A psychopath (Kip Niven) leaves a trail of bodies on his way to a New Year's Bash celebration hosted by popular VJ Diane Sullivan (Roz Kelly). Will she still be alive at the stroke of midnight?
Now, I say re-watched, but I remembered very little of it, as this was another title that I saw through Elvira's Movie Macabre in the early nineties. As far as eighties slashers go, this is pretty low on the totem pole. The movie featured very little gore, was overly convoluted at times, and seemed to often forget that it is a slasher, like when the killer suddenly decided to start wearing a mask well into the last reel.
|Black Christmas styles!|
Having said that, New Year's Evil does have some entertaining qualities. The theme song was so catchy that the filmmakers decided to use it in its entirety a total of three times. The depiction of “New Wave Rock” culture was pretty laughable, as seen when the band was playing some weird blues-y riff and the crowd basically looked they were moshing to a ballad. It was also pretty amusing to see them try and fill the venue with thirty or so extras. You can actually hear the echoing emptiness of the room as they shuffle around.
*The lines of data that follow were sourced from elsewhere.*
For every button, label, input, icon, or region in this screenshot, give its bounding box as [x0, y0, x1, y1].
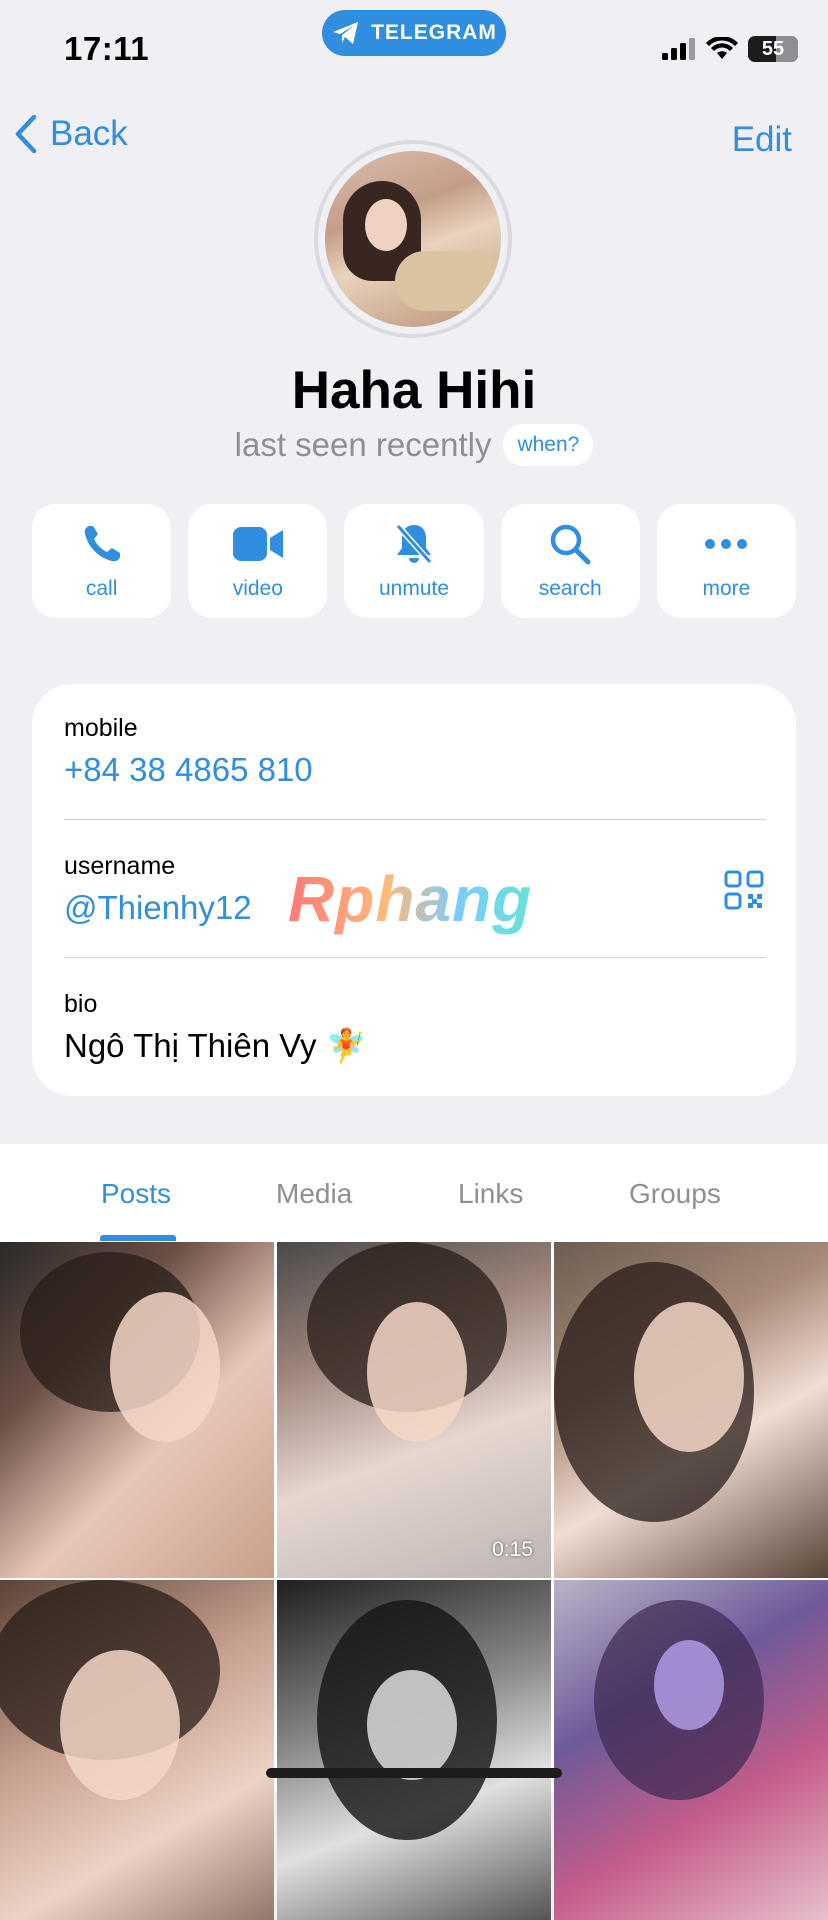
active-tab-indicator: [100, 1235, 176, 1241]
bell-slash-icon: [395, 524, 433, 564]
media-thumbnail[interactable]: [277, 1580, 551, 1920]
search-icon: [550, 524, 591, 565]
media-thumbnail[interactable]: [0, 1242, 274, 1578]
bio-row[interactable]: bio Ngô Thị Thiên Vy 🧚: [64, 990, 764, 1066]
media-thumbnail[interactable]: [0, 1580, 274, 1920]
media-thumbnail[interactable]: [554, 1242, 828, 1578]
profile-name: Haha Hihi: [291, 361, 537, 420]
qr-code-button[interactable]: [724, 870, 764, 915]
telegram-plane-icon: [333, 22, 359, 44]
home-indicator[interactable]: [266, 1768, 562, 1778]
phone-icon: [84, 526, 120, 562]
mobile-row[interactable]: mobile +84 38 4865 810: [64, 714, 764, 789]
telegram-pill[interactable]: TELEGRAM: [322, 10, 506, 56]
profile-avatar[interactable]: [314, 140, 512, 338]
back-button[interactable]: Back: [14, 114, 128, 154]
wifi-icon: [706, 37, 738, 59]
back-label: Back: [50, 114, 128, 153]
cellular-signal-icon: [662, 38, 695, 60]
search-button[interactable]: search: [500, 504, 640, 618]
call-label: call: [85, 577, 118, 600]
divider: [64, 819, 766, 820]
status-time: 17:11: [64, 30, 150, 67]
call-button[interactable]: call: [32, 504, 172, 618]
last-seen-row: last seen recently when?: [0, 424, 828, 466]
media-thumbnail[interactable]: 0:15: [277, 1242, 551, 1578]
status-icons: 55: [662, 36, 798, 62]
chevron-left-icon: [15, 114, 37, 154]
edit-button[interactable]: Edit: [732, 120, 792, 160]
media-grid: 0:15: [0, 1242, 828, 1920]
avatar-photo: [325, 151, 501, 327]
more-label: more: [702, 577, 751, 600]
bio-value: Ngô Thị Thiên Vy 🧚: [64, 1027, 367, 1064]
when-button[interactable]: when?: [503, 424, 594, 466]
more-button[interactable]: more: [656, 504, 797, 618]
unmute-label: unmute: [378, 577, 450, 600]
mobile-value[interactable]: +84 38 4865 810: [64, 751, 764, 789]
tab-groups[interactable]: Groups: [629, 1178, 721, 1210]
search-label: search: [538, 577, 602, 600]
video-camera-icon: [232, 527, 283, 561]
video-label: video: [232, 577, 283, 600]
battery-icon: 55: [748, 36, 798, 62]
bio-key: bio: [64, 990, 98, 1018]
qr-code-icon: [724, 870, 764, 910]
mobile-key: mobile: [64, 714, 138, 742]
video-duration: 0:15: [492, 1538, 533, 1561]
profile-tabs: Posts Media Links Groups: [0, 1144, 828, 1242]
tab-posts[interactable]: Posts: [101, 1178, 171, 1210]
media-thumbnail[interactable]: [554, 1580, 828, 1920]
watermark: Rphang: [288, 863, 533, 935]
ellipsis-icon: [705, 539, 748, 549]
tab-links[interactable]: Links: [458, 1178, 523, 1210]
last-seen-text: last seen recently: [234, 426, 492, 463]
divider: [64, 957, 766, 958]
unmute-button[interactable]: unmute: [344, 504, 484, 618]
battery-level: 55: [761, 37, 785, 60]
tab-media[interactable]: Media: [276, 1178, 352, 1210]
video-button[interactable]: video: [188, 504, 328, 618]
telegram-pill-label: TELEGRAM: [371, 21, 497, 44]
action-buttons: call video unmute search more: [32, 504, 797, 618]
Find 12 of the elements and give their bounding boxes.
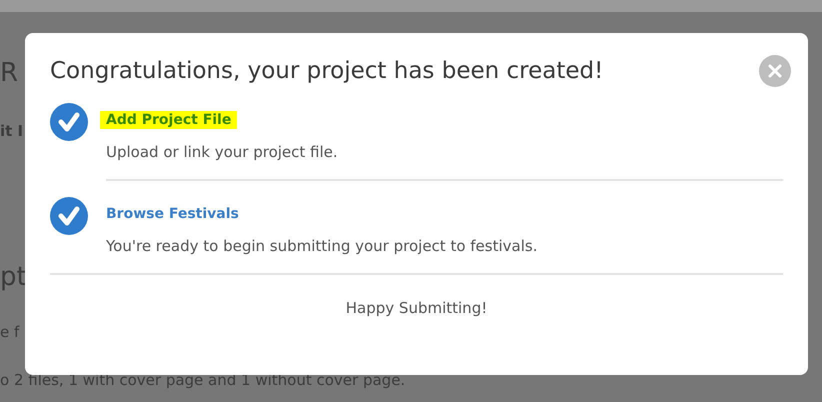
step-description: You're ready to begin submitting your project to festivals.	[106, 237, 538, 255]
step-description: Upload or link your project file.	[106, 143, 339, 161]
dialog-title: Congratulations, your project has been created!	[50, 58, 604, 84]
footer-text: Happy Submitting!	[344, 298, 488, 317]
background-text: R	[0, 58, 18, 88]
close-button[interactable]	[759, 55, 791, 87]
background-text: it I	[0, 122, 24, 140]
background-text: e f	[0, 323, 20, 341]
step-link[interactable]: Add Project File	[100, 111, 238, 129]
step-link[interactable]: Browse Festivals	[100, 205, 245, 223]
background-text: pt	[0, 262, 27, 292]
close-icon	[768, 64, 782, 78]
I think the filmmakers were trying to create another slasher icon by naming him Evil, but he's actually kind of shit at his vocation. I admit that the idea of a guy who kills people every hour leading up to New Year's Eve – representing each time zone – was pretty cool, but the closer he got, the more he started mucking things up. I suppose I should say SPOILER here, but do you really give a shit? By the time he reached Diane Sullivan, and it was revealed that he was, in fact, her husband – I wonder if Nightmares in A Damaged Brain scooped this twist from here – the gig was pretty much up.
He proceeded to spew out some misogyny just before the cops showed up and he threw himself (or at least a poorly disguised mannequin) off the roof. The movie then ends with her son Derek (Grant Kramer), who has spent most of the running time doing all sorts of weird stuff with pantyhose, picking up where his father left off. As you would.
|We need to talk about Derek.|
In complete contrast to the films of today, almost everybody in the movie is played by someone who is older than they should be. I think in that regard I prefer it the way it is today. It also had a scene in a Drive-In and I always like those. If I'm not mistaken, the movie playing may have been footage from an earlier Cannon release (The Lady In Red Kills Seven Times). There's a bit of free trivia for you. New Year's Evil isn't great, but it's serviceable, much like a lot of the horrors that were being churned out by this point in the early eighties.